The upcoming season is a pretty important one for the Pac-12 and its various teams. The league is looking to end a College Football Playoff drought. Its individual teams are looking to either re-establish themselves as contenders, prove themselves contenders, or build themselves into contenders.

To that end, some games will be more important than others.

Here are the seven most important ones.

No. 7 Utah at Florida, Sept. 3, 4 p.m. PT

Why it’s important: Utah is the Pac-12’s best immediate shot at the CFP. It’s probably asking too much of Lincoln Riley or Dan Lanning to compete for one of those four spots in their first year — regardless of how talented. Utah might not have the most talent in the league, but it probably has the best coaching, top to bottom. Don’t let anyone tell you this team doesn’t have a run in them. But if Utah opens its season with a loss to a Florida team playing its first game under a new coaching staff — no matter how close — the message will immediately shift from the league’s potential to the league’s irrelevance on the national scale. Particularly after this summer of conference realignment chaos. No pressure.

No. 11 Oregon vs. No. 24 BYU, Sept. 17, 12:30 p.m. PT

Why it’s important: This is an interesting spot for the Ducks. Few expect Oregon, an 18-point underdog in its opener, to beat the Georgia Bulldogs. Even fewer should think Oregon could possibly lose the following week to Eastern Washington at home. So, a mid-September showdown with a strong BYU squad could shape the Ducks’ season. Let’s just say Oregon manages to pull off a wild upset in Week 1. A win over BYU puts the Ducks at 3-0 with a pair of Top 25 wins before conference play begins. Utah comes to Autzen. USC isn’t on the schedule. That’s the beginning of a dream first year for Dan Lanning. Now, let’s say that Oregon loses to the Bulldogs. A date with BYU puts the Ducks in danger of a 1-2 start. That hasn’t happened since 2004 — and that squad finished 5-6. It’ll be a revelatory first month of the season for Oregon. A 2-1 start feels like the more likely outcome here, but it’s not a given. The result will set the stage for the rest of the year for the league’s top contenders.

No. 7 Utah at UCLA, Oct. 8

Why it’s important: A big test for the Utes because of where it falls on the schedule. By the time they land in Los Angeles, Utah will have faced Florida in Florida, a San Diego State team with a stout defense, an Arizona State team in Tempe that figures to pound the ball and play hard-nosed defense up front, and an Oregon State team that is going to try and impose its will in the trenches… Utah could be a little beat up when it gets to UCLA. The Bruins’ offense isn’t what you’d want to see at that point. This will be UCLA’s first real “prove it” moment of the season. There’s a ton of “Rose Bowl or bust” talk coming out of Westwood, and the team should be 5-0 at this point.

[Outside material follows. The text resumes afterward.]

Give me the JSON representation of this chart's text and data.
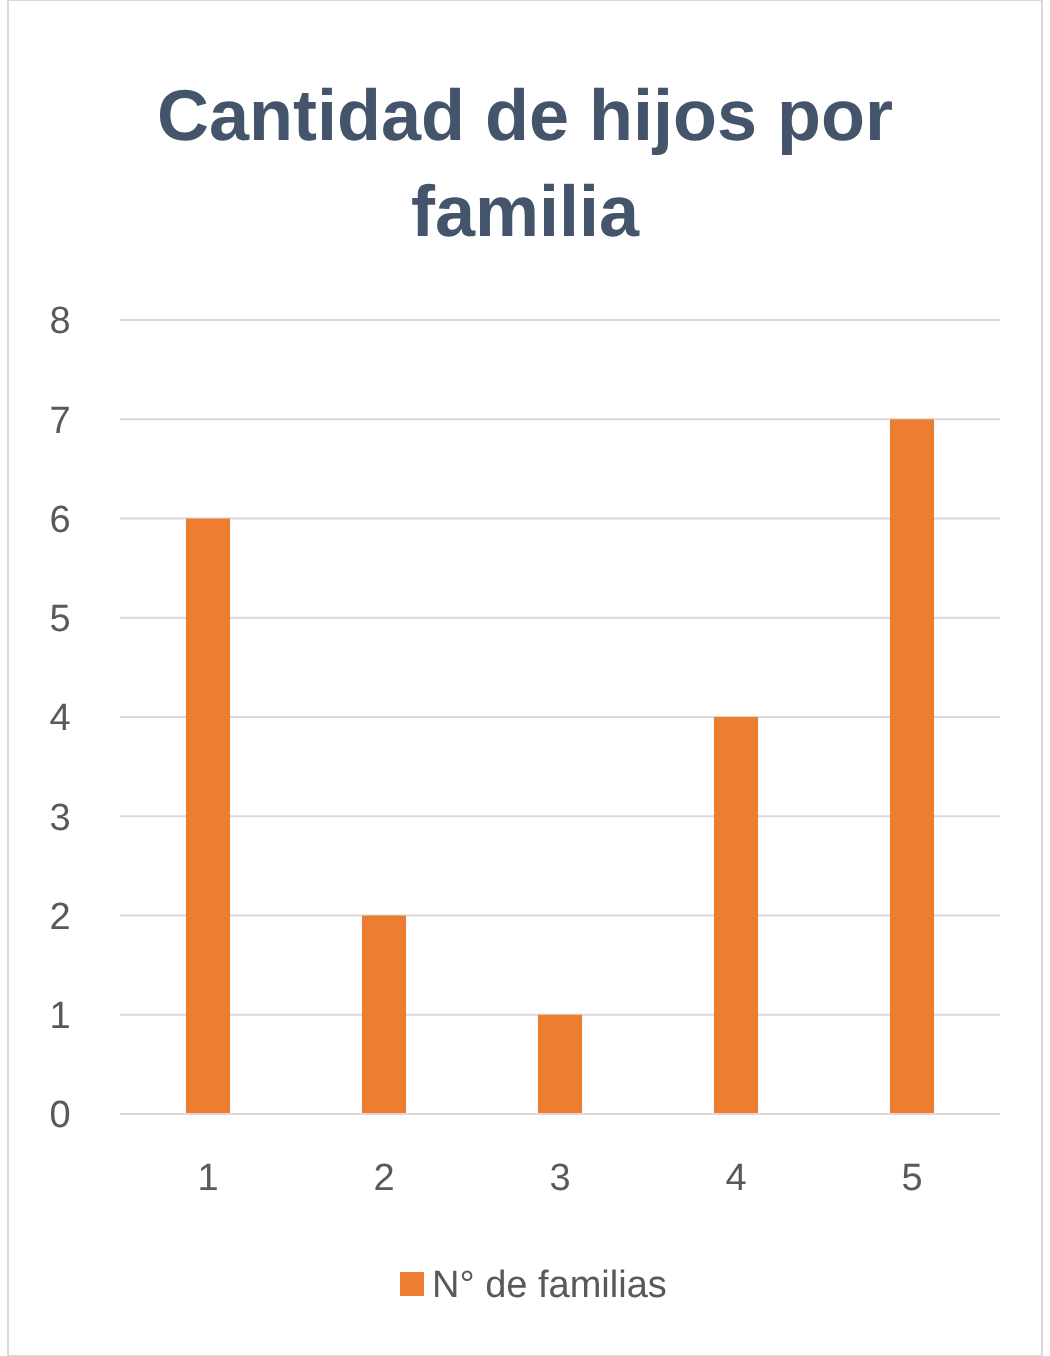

No. 14 USC at No. 7 Utah, Oct. 15

Why it’s important: Do I need to write anything here? I mean, come on. Continuity vs. new everything. Defending champ vs. challenger. Power vs. speed. This game is expected to have Pac-12 title and CFP implications.

Washington at No. 11 Oregon, Nov. 12

Why it’s important: A week before Oregon tries to exact revenge for last year’s embarrassment against Utah, it faces a Washington team it has dominated. Oregon is 15-2 against its rivals to the north in the last 17 meetings. Kalen DeBoer is trying to re-capture the Huskies’ national respect. Turning around this one-sided rivalry will help. Oregon better not get caught looking ahead.

No. 7 Utah at No. 11 Oregon, Nov. 19

Why it’s important: The two best teams in the Pac-12 of late. Utah took both meetings last season in dominant fashion. Oregon hosts the defending league winners this time around. The atmosphere should be incredible. The stakes could be enormous. If Utah is still in the hunt for a Playoff spot at this point, a win over Oregon on the road will be the crown jewel of the résumé. If Oregon is sitting with only the Georgia loss on its ledger, a win over Utah could catapult it into CFP contention.

No. 14 USC at UCLA, Nov. 19

Why it’s important: The battle for L.A. carries major implications. UCLA wants to prove last year’s result wasn’t just a product of USC’s lost season. This season is about proving it belongs for Kelly and Co. USC needs to make amends for the face-plant in this game last year. The result of this one feels like it could decide the No. 2 team heading to Las Vegas for the conference title game.